Mas continuando, dessa vez pegamos a ponte certa, a Ponte da Concórdia, e chegamos direitinho no parque. É um parque realmente muitoloco. Como já disse, 2 ilhas fazem parte dele. A de Santa Helena – a maior das duas – é onde fica o espaço para shows e o La Ronde, um enorme parque de diversões com uma imensa montanha-russa. É onde fica também a Biosfera e o parque aquático. A de Notre Dame, onde estacionamos, é onde fica a La Plaige (a praia do pessoal daqui, nó, coitados…) e o autódromo. entre as duas ilhas tem uma ponte para pedestres, claro, pra livre circulação no parque.
Logo que chegamos já caimos na pista do autódromo! É muito doido, eu achei que a gente poderia ver e até eventualmente entrar no autódromo, mas não que obrigatoriamente já entraríamos direto nele. E foi de cara a primeira diversão, a Nívea tomando a bandeirada da vitória!!

Depois paramos o carro e fomos explorar.
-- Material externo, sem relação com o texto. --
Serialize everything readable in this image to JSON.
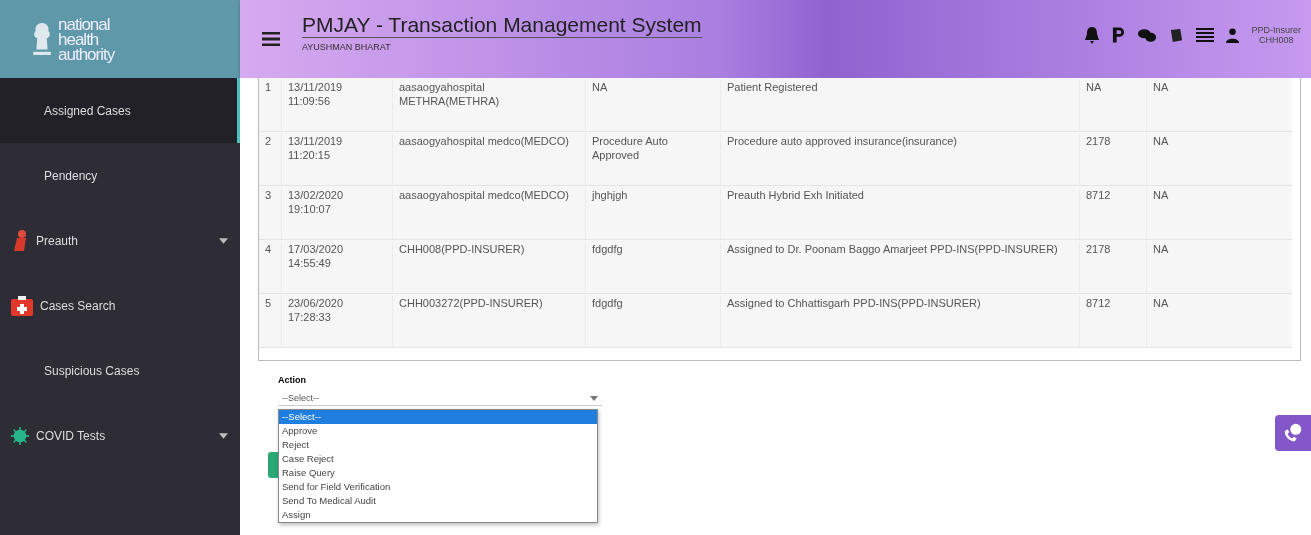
{
  "header": {
    "logo": [
      "national",
      "health",
      "authority"
    ],
    "title": "PMJAY - Transaction Management System",
    "subtitle": "AYUSHMAN BHARAT",
    "user": {
      "role": "PPD-Insurer",
      "code": "CHH008"
    }
  },
  "sidebar": {
    "items": [
      {
        "label": "Assigned Cases",
        "kind": "plain",
        "selected": true
      },
      {
        "label": "Pendency",
        "kind": "plain",
        "selected": false
      },
      {
        "label": "Preauth",
        "kind": "expandable",
        "selected": false
      },
      {
        "label": "Cases Search",
        "kind": "iconic",
        "selected": false
      },
      {
        "label": "Suspicious Cases",
        "kind": "plain",
        "selected": false
      },
      {
        "label": "COVID Tests",
        "kind": "expandable",
        "selected": false
      }
    ]
  },
  "table": {
    "rows": [
      [
        "1",
        "13/11/2019 11:09:56",
        "aasaogyahospital METHRA(METHRA)",
        "NA",
        "Patient Registered",
        "NA",
        "NA"
      ],
      [
        "2",
        "13/11/2019 11:20:15",
        "aasaogyahospital medco(MEDCO)",
        "Procedure Auto Approved",
        "Procedure auto approved insurance(insurance)",
        "2178",
        "NA"
      ],
      [
        "3",
        "13/02/2020 19:10:07",
        "aasaogyahospital medco(MEDCO)",
        "jhghjgh",
        "Preauth Hybrid Exh Initiated",
        "8712",
        "NA"
      ],
      [
        "4",
        "17/03/2020 14:55:49",
        "CHH008(PPD-INSURER)",
        "fdgdfg",
        "Assigned to Dr. Poonam Baggo Amarjeet PPD-INS(PPD-INSURER)",
        "2178",
        "NA"
      ],
      [
        "5",
        "23/06/2020 17:28:33",
        "CHH003272(PPD-INSURER)",
        "fdgdfg",
        "Assigned to Chhattisgarh PPD-INS(PPD-INSURER)",
        "8712",
        "NA"
      ]
    ]
  },
  "action": {
    "label": "Action",
    "value": "--Select--",
    "options": [
      {
        "label": "--Select--",
        "selected": true
      },
      {
        "label": "Approve",
        "selected": false
      },
      {
        "label": "Reject",
        "selected": false
      },
      {
        "label": "Case Reject",
        "selected": false
      },
      {
        "label": "Raise Query",
        "selected": false
      },
      {
        "label": "Send for Field Verification",
        "selected": false
      },
      {
        "label": "Send To Medical Audit",
        "selected": false
      },
      {
        "label": "Assign",
        "selected": false
      }
    ]
  }
}
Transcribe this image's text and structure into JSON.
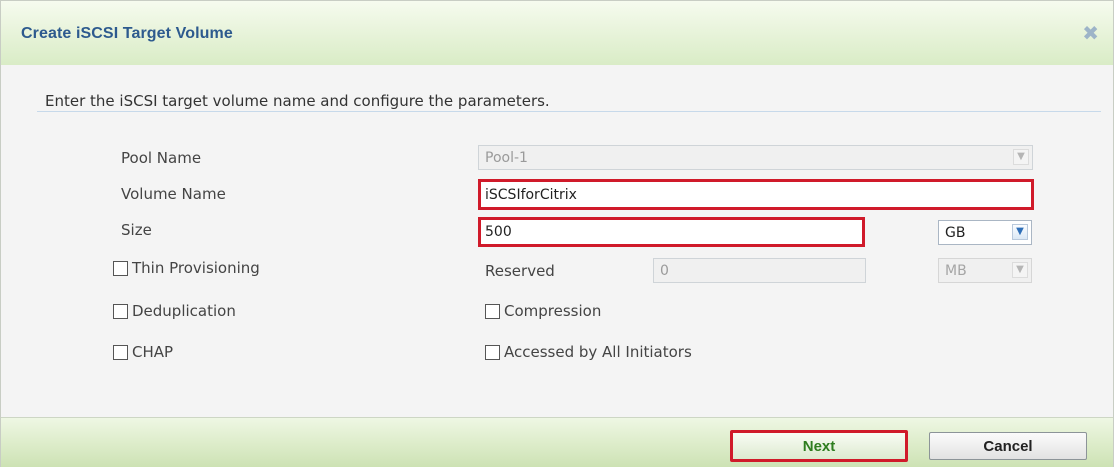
{
  "dialog": {
    "title": "Create iSCSI Target Volume",
    "close_symbol": "✖",
    "instruction": "Enter the iSCSI target volume name and configure the parameters."
  },
  "form": {
    "pool_name": {
      "label": "Pool Name",
      "value": "Pool-1"
    },
    "volume_name": {
      "label": "Volume Name",
      "value": "iSCSIforCitrix"
    },
    "size": {
      "label": "Size",
      "value": "500",
      "unit": "GB"
    },
    "thin_provisioning": {
      "label": "Thin Provisioning",
      "checked": false
    },
    "reserved": {
      "label": "Reserved",
      "value": "0",
      "unit": "MB"
    },
    "deduplication": {
      "label": "Deduplication",
      "checked": false
    },
    "compression": {
      "label": "Compression",
      "checked": false
    },
    "chap": {
      "label": "CHAP",
      "checked": false
    },
    "accessed_by_all": {
      "label": "Accessed by All Initiators",
      "checked": false
    }
  },
  "footer": {
    "next_label": "Next",
    "cancel_label": "Cancel"
  },
  "icons": {
    "dropdown": "chevron-down-icon",
    "close": "close-icon"
  },
  "colors": {
    "title": "#2d5a8e",
    "highlight": "#d01a2a",
    "next_text": "#2e7d1f"
  }
}
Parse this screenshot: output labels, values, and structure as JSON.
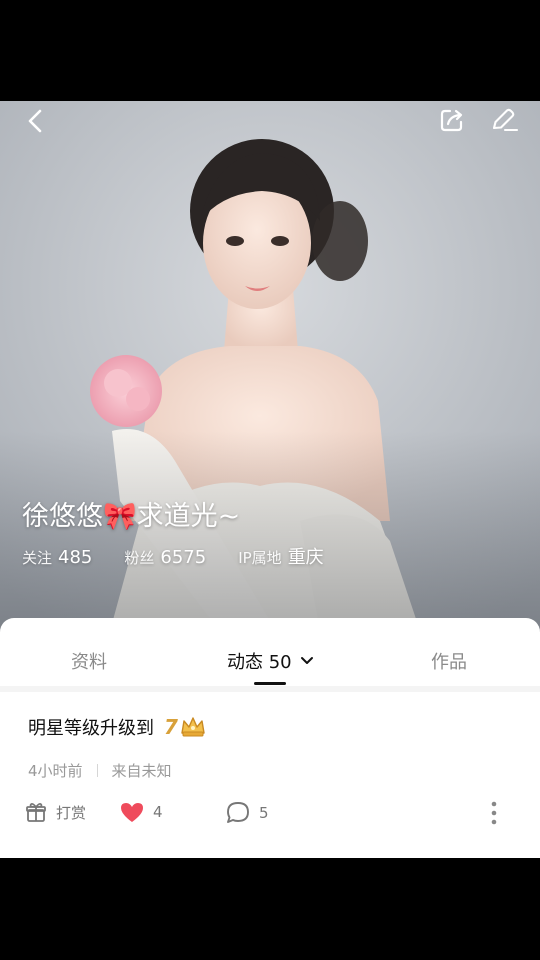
{
  "profile": {
    "name": "徐悠悠🎀求道光~",
    "stats": [
      {
        "label": "关注",
        "value": "485"
      },
      {
        "label": "粉丝",
        "value": "6575"
      },
      {
        "label": "IP属地",
        "value": "重庆"
      }
    ]
  },
  "header_icons": {
    "back": "back-arrow-icon",
    "share": "share-icon",
    "edit": "edit-icon"
  },
  "tabs": {
    "profile": "资料",
    "feed": "动态 50",
    "works": "作品"
  },
  "post": {
    "title": "明星等级升级到",
    "level": "7",
    "level_icon": "crown-icon",
    "time": "4小时前",
    "source": "来自未知",
    "reward_label": "打赏",
    "likes": "4",
    "comments": "5"
  },
  "colors": {
    "like": "#ef4b5c",
    "crown": "#e0a93c",
    "active_tab": "#111111",
    "inactive_tab": "#8a8a8a"
  }
}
Descobrimos que estávamos no local errado pra quem queria fazer um piquenique, aquele lado era pra quem queria pedalar ou patinar no asfalto impecável do autódromo, ou se divertir na “praia”. Logo descobrimos que a gente deveria ir até a outra ilha pra poder achar um lugar tanquilo e sombreado para nosso piquenique. Sem estress, seguimos caminhando até a outra ilha. Estava tendo um evento maluco tipo dia das Crianças. Como jádisse em outro post, o verão aqui é muito aprioveitado, e todo dia é dia de alguma festividade, não seria diferente naquele Domingão. Não foi difícil acharmos uma mesa, na verdade tivemos muita sorte, pois o parque estava abarrotado de gente.
Depois do lanche fomos caminhar. As áreas de atividades estavam tomadas por crianças alucinadas, e foi então que nos embrenhamos no bosque. Seguindo as trilhas que levavam ladeira acima, acamamos encontando uma torre de pedra bastante convidativa, e quando chegamos ao topo, que belezura pura: um excelente mirante de onde se vê todo centro da cidade, o autódromo, a biosfera…. muito promissor, apesar de eu ter tirado algumas fotos, certamente voltarei lá mais equipado para fazer fotos mais interessantes, em horários mais propícios. Por enquanto já tirei umas fotas legaizinhas, mas ainda não foram “reveladas”, fica pra um outro post.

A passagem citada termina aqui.